A Novel Technique for Visualizing Multispectral Images
Wed, Sep 18
|Virtual Event
At the intersection of color phenomenology and imaging systems, a novel technique for visualizing multispectral images is proposed by CRSC's 2024 Student Award Recipient, Trevor Canham.
Time & Location
Sep 18, 2024, 7:00 p.m. – 8:00 p.m. EDT
Virtual Event
About the event
Abstract
A novel technique for visualizing multispectral images is proposed. Inspired by how prisms work, spectral information is spread over a chromatic noise pattern. This is accomplished by populating the pattern with pixels representing each measurement band at a count proportional to its measured intensity and allows for the spatially continuous discrimination of metameric stimuli.
Speaker Spotlight: Trevor Canham
Trevor Canham, CRSC's Student Award Winner for 2024, studies color imaging under the supervision of Michael Brown at York University in Toronto.
He received the BSc in Motion Picture Science from the Rochester Institute of Technology.

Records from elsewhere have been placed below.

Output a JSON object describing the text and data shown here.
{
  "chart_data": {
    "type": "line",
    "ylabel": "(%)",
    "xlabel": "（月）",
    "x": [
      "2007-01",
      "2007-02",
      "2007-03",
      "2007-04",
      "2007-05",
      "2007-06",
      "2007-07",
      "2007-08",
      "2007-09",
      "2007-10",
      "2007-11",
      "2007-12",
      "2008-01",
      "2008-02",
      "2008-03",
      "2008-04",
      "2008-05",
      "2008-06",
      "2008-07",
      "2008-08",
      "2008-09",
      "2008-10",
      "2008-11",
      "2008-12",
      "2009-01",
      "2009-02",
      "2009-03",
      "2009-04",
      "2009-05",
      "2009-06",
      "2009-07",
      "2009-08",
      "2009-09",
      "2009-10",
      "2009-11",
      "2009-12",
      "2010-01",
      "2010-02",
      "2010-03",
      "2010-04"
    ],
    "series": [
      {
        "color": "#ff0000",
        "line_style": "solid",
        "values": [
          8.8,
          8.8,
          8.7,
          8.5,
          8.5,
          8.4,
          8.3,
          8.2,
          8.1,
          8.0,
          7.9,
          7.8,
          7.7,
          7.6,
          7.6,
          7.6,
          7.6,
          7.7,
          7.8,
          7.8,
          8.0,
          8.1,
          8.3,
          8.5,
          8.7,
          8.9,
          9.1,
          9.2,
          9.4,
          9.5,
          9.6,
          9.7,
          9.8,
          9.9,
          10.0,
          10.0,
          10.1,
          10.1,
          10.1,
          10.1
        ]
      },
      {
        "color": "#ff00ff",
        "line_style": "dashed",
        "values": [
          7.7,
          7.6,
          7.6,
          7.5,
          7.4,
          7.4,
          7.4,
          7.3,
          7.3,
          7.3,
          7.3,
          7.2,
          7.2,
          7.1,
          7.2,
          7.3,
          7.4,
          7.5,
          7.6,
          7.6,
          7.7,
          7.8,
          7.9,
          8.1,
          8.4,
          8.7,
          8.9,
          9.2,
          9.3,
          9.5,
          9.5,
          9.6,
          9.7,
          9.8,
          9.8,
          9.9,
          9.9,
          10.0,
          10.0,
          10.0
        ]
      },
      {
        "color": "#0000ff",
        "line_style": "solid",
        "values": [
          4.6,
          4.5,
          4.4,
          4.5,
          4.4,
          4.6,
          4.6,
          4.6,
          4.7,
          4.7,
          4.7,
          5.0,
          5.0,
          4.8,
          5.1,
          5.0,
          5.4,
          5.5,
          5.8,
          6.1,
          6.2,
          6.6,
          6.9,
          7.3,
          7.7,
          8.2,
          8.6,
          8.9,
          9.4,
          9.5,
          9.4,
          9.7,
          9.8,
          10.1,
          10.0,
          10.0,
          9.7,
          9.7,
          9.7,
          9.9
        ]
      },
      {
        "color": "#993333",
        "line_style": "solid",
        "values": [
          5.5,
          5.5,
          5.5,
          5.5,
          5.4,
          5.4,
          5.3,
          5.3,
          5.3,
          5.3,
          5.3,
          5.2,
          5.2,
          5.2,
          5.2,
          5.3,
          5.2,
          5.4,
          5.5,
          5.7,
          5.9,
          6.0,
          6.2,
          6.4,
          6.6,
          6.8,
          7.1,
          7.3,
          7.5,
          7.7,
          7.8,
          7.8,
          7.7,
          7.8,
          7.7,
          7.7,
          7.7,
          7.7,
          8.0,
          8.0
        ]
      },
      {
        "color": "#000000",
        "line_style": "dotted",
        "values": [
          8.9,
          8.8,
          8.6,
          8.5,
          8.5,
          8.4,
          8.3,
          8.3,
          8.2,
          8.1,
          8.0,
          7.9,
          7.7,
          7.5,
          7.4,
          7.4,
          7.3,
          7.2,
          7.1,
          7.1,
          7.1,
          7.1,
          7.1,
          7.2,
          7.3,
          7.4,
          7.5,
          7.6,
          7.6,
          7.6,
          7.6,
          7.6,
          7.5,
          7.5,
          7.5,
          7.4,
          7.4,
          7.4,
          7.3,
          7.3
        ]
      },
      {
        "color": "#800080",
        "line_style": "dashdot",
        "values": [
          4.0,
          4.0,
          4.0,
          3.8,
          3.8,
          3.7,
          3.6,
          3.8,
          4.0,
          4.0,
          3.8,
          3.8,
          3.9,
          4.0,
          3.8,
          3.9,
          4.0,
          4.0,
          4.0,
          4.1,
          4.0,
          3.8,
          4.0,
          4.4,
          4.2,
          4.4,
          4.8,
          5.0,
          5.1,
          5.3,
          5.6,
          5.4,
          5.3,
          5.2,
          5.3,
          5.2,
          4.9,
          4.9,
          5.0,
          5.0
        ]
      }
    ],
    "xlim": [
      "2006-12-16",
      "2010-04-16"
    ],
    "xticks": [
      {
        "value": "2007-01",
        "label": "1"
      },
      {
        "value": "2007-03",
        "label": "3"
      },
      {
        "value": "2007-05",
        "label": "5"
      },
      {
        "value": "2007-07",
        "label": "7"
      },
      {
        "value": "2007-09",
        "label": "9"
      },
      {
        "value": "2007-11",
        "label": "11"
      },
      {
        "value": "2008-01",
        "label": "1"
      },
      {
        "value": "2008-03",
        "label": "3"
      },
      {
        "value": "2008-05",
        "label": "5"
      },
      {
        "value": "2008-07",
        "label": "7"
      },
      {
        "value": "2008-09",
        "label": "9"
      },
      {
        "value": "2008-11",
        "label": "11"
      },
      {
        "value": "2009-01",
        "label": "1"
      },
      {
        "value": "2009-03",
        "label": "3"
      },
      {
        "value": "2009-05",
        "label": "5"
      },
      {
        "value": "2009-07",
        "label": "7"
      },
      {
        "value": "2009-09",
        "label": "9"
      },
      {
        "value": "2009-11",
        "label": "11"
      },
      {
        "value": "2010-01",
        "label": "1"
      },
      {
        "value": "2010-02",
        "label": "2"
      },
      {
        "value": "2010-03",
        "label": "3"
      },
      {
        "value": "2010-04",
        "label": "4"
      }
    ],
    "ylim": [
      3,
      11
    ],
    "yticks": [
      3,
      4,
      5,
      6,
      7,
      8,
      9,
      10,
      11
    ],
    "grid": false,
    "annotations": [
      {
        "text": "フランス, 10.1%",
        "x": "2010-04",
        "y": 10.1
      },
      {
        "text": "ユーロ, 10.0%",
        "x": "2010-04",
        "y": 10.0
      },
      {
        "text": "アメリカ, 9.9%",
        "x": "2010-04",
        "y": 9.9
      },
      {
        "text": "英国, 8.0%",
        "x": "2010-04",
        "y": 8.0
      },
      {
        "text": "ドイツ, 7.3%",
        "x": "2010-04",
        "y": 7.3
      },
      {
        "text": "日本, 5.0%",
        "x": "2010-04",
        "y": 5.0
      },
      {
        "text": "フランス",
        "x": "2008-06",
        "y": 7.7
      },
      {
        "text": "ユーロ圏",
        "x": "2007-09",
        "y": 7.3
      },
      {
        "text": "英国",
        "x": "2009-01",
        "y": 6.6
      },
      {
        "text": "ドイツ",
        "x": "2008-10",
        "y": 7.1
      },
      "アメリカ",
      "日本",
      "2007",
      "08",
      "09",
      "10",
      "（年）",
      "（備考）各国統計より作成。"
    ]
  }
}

In the following years he worked in Marcelo Bertalmío's Image Processing for Enhanced Cinematography lab in Barcelona, Spain, and later at the Spanish National Research Council. He has also worked in the cinema industry - as an intern at Company 3 NY and as a colorist for several independent films.
In 2023 he was awarded best student paper at the 31st Color & Imaging Conference. His interests lie in the interaction between color phenomenology and imaging systems.